Observe in particular that the sparsity level of the components does not evolve smoothly with the regularization hyperparameter. Components vanish brutally at \(\mu=5.2\) and \(\mu=0.75\).

The sparse NMF using l1-l2 regularization#

The explicit \(\ell_1\)-\(\ell_2\) sparse NMF model writes

\[\argmin{X_1\geq 0, X_2\geq 0} \|M - X_1X_2^T\|_F^2 + \mu \left( \|X_1\|_1 + \|X_2\|^2_2 \right). \]

The implicit HRSI formulation of sparse NMF can be easily derived:

\[ \argmin{L_q\in\mathbb{R}_+^{m_1\times m_2},\; \text{rank}(L_q)\leq 1} \|M - \sum_{q=1}^{r}L_q\|_F^2 + \frac{3}{2^\frac{2}{3}}\mu\sum_{q=1}^{r} \|L_q\|^{\frac{2}{3}}_{1,2}.\]

where the mixed matrix norm is defined as \(\|L_q\|_{1,2} = \sqrt{\sum_{j} \left( \sum_i L_q[i,j] \right)^2} \) and we used the identity

\[ \|x\otimes y\|_{1,2} = \|x\|_1\|y\|_2 \]

for any vectors \(x\) and \(y\). One may observe that the implicit regularization acts as a group-lasso norm on the rows of the rank-one components, effectively enforcing sparsity elementwise in the factor matrix \(X_1\). The group-lasso effect on the rank-one components still appears, however, in the implicit regularization, and similarly to the \(\ell_1\)-\(\ell_1\) case, the two effects may occur simultaneously.

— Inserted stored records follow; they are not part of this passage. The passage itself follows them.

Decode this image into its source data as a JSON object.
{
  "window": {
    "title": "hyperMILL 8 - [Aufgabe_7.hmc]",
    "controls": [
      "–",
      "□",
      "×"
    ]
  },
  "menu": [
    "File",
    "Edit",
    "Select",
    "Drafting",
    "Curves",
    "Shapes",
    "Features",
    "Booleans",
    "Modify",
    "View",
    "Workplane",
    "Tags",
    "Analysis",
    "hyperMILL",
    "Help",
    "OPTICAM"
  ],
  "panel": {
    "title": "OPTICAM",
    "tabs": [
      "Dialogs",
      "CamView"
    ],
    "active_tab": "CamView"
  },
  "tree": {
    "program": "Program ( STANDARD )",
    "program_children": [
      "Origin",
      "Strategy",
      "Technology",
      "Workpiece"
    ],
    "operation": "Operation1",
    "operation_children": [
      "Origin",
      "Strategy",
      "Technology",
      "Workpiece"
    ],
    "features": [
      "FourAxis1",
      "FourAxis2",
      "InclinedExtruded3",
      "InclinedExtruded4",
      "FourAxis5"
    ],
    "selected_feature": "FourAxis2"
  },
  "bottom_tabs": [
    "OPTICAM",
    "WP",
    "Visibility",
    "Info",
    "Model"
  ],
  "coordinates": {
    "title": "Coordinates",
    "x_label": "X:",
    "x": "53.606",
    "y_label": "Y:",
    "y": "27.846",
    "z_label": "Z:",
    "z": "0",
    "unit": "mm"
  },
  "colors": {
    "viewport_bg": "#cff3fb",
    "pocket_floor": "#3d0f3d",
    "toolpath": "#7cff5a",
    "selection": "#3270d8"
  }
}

It is still open to fully characterize the link between the regularized formulation and the constrained formulation

\[\argmin{X_1\geq 0, X_2\geq 0} \|M - X_1X_2^T\|_F^2 + \mu \|X_1\|_1 \text{ s.t. } \|X_2[:,q]\|_2 = 1 \; \forall q\leq r. \]

Interestingly, Marmin, Goulard, and Févotte show equivalence between the constrained formulation and the implicit HRSI formulation of sparse NMF, hinting towards the equivalence between the three formulations [Marmin et al., 2023].